Beware of the Green Dot Syndrome (The Rotorcraft Collective)
Why It Matters
Misinterpreting green VFR symbols can expose rotorcraft to sudden low‑visibility conditions, jeopardizing safety and mission success.
Key Takeaways
- •Green dots indicate VFR but may hide low scattered clouds.
- •Ceiling classification uses only broken/overcast layers, ignoring scattered.
- •New AWC symbol adds yellow/orange band to flag low clouds.
- •MEAR reports cover limited area; conditions can vary nearby.
- •Use multiple tools and monitor temperature spreads for fog risk.
Summary
The video warns pilots about the “green dot syndrome,” a misreading of VFR‑green symbols on National Weather Service charts that can mask hazardous low‑level clouds.
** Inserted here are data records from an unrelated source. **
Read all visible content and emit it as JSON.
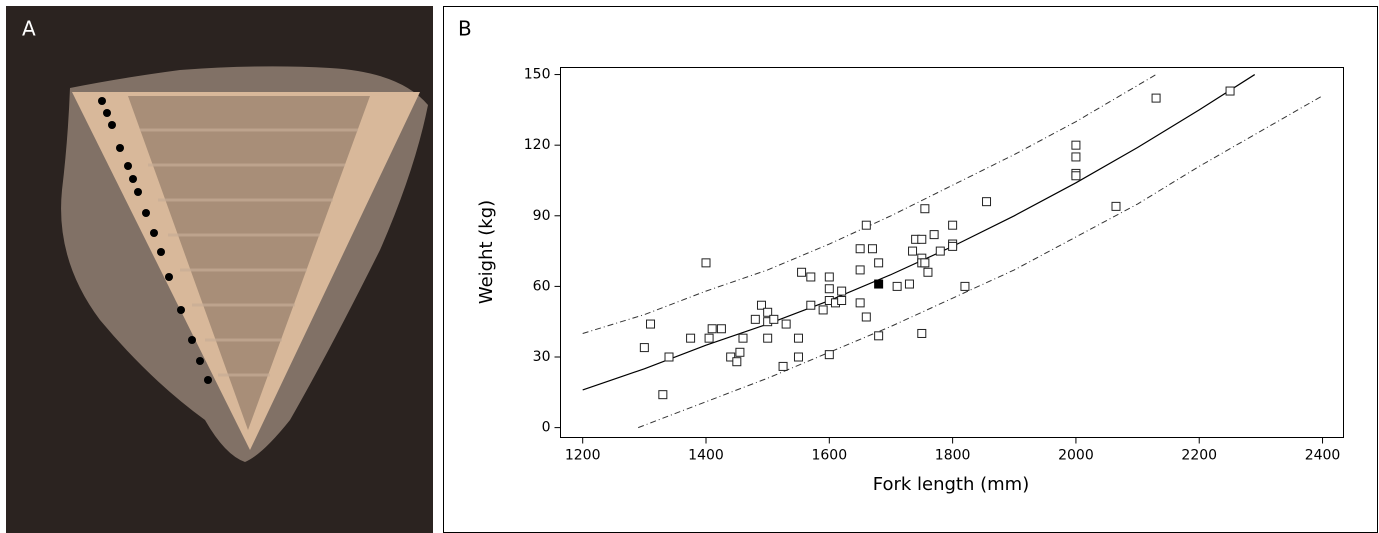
{
  "panel_labels": [
    "A",
    "B"
  ],
  "chart_data": {
    "type": "scatter",
    "xlabel": "Fork length (mm)",
    "ylabel": "Weight (kg)",
    "xlim": [
      1164,
      2434
    ],
    "ylim": [
      -4.2,
      153
    ],
    "xticks": [
      1200,
      1400,
      1600,
      1800,
      2000,
      2200,
      2400
    ],
    "yticks": [
      0,
      30,
      60,
      90,
      120,
      150
    ],
    "series": [
      {
        "marker": "open-square",
        "color": "#222222",
        "x": [
          1300,
          1310,
          1330,
          1340,
          1375,
          1400,
          1405,
          1410,
          1425,
          1440,
          1450,
          1455,
          1460,
          1480,
          1490,
          1500,
          1500,
          1500,
          1510,
          1525,
          1530,
          1550,
          1550,
          1555,
          1570,
          1570,
          1590,
          1600,
          1600,
          1600,
          1600,
          1610,
          1620,
          1620,
          1650,
          1650,
          1650,
          1660,
          1660,
          1670,
          1680,
          1680,
          1710,
          1730,
          1735,
          1740,
          1750,
          1750,
          1750,
          1750,
          1755,
          1755,
          1760,
          1770,
          1780,
          1800,
          1800,
          1800,
          1820,
          1855,
          2000,
          2000,
          2000,
          2000,
          2065,
          2130,
          2250
        ],
        "values": [
          34,
          44,
          14,
          30,
          38,
          70,
          38,
          42,
          42,
          30,
          28,
          32,
          38,
          46,
          52,
          49,
          45,
          38,
          46,
          26,
          44,
          38,
          30,
          66,
          64,
          52,
          50,
          64,
          59,
          54,
          31,
          53,
          58,
          54,
          76,
          67,
          53,
          86,
          47,
          76,
          70,
          39,
          60,
          61,
          75,
          80,
          80,
          72,
          70,
          40,
          93,
          70,
          66,
          82,
          75,
          86,
          78,
          77,
          60,
          96,
          120,
          115,
          108,
          107,
          94,
          140,
          143
        ]
      },
      {
        "marker": "filled-square",
        "color": "#000000",
        "x": [
          1680
        ],
        "values": [
          61
        ]
      }
    ],
    "lines": [
      {
        "style": "solid",
        "color": "#000000",
        "x": [
          1200,
          1300,
          1400,
          1500,
          1600,
          1700,
          1800,
          1900,
          2000,
          2100,
          2200,
          2290
        ],
        "values": [
          16,
          25,
          35,
          44,
          54,
          65,
          77,
          90,
          104,
          119,
          135,
          150
        ]
      },
      {
        "style": "dashed",
        "color": "#333333",
        "x": [
          1200,
          1300,
          1400,
          1500,
          1600,
          1700,
          1800,
          1900,
          2000,
          2130
        ],
        "values": [
          40,
          48,
          58,
          67,
          78,
          90,
          103,
          116,
          130,
          150
        ]
      },
      {
        "style": "dashed",
        "color": "#333333",
        "x": [
          1290,
          1400,
          1500,
          1600,
          1700,
          1800,
          1900,
          2000,
          2100,
          2200,
          2300,
          2400
        ],
        "values": [
          0,
          11,
          21,
          32,
          43,
          55,
          67,
          81,
          95,
          111,
          126,
          141
        ]
      }
    ]
  }
}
Green dots represent VFR conditions—ceilings above 3,000 ft and visibility over five miles—but the classification relies only on the lowest broken or overcast layer. Scattered or few clouds are ignored, so a scattered layer at 400 ft beneath a broken layer at 3,100 ft still yields a green VFR label, even though the sky is effectively low‑level.
Matt Johnson points out the Aviation Weather Center’s new icon—green with a yellow or orange band—that flags VFR ceilings while indicating scattered clouds below 3,000 ft. He also cautions that MEAR (meteorological air drone) reports sample a small radius and can become outdated quickly, especially when temperature dew‑point spreads tighten, signaling fog or low‑cloud formation.
Pilots are urged to cross‑check multiple weather sources, watch temperature spreads, and treat green dots as a starting point, not a clearance to fly. Ignoring the syndrome can lead to unexpected low‑visibility encounters, increasing risk for air‑ambulance and other rotorcraft operations.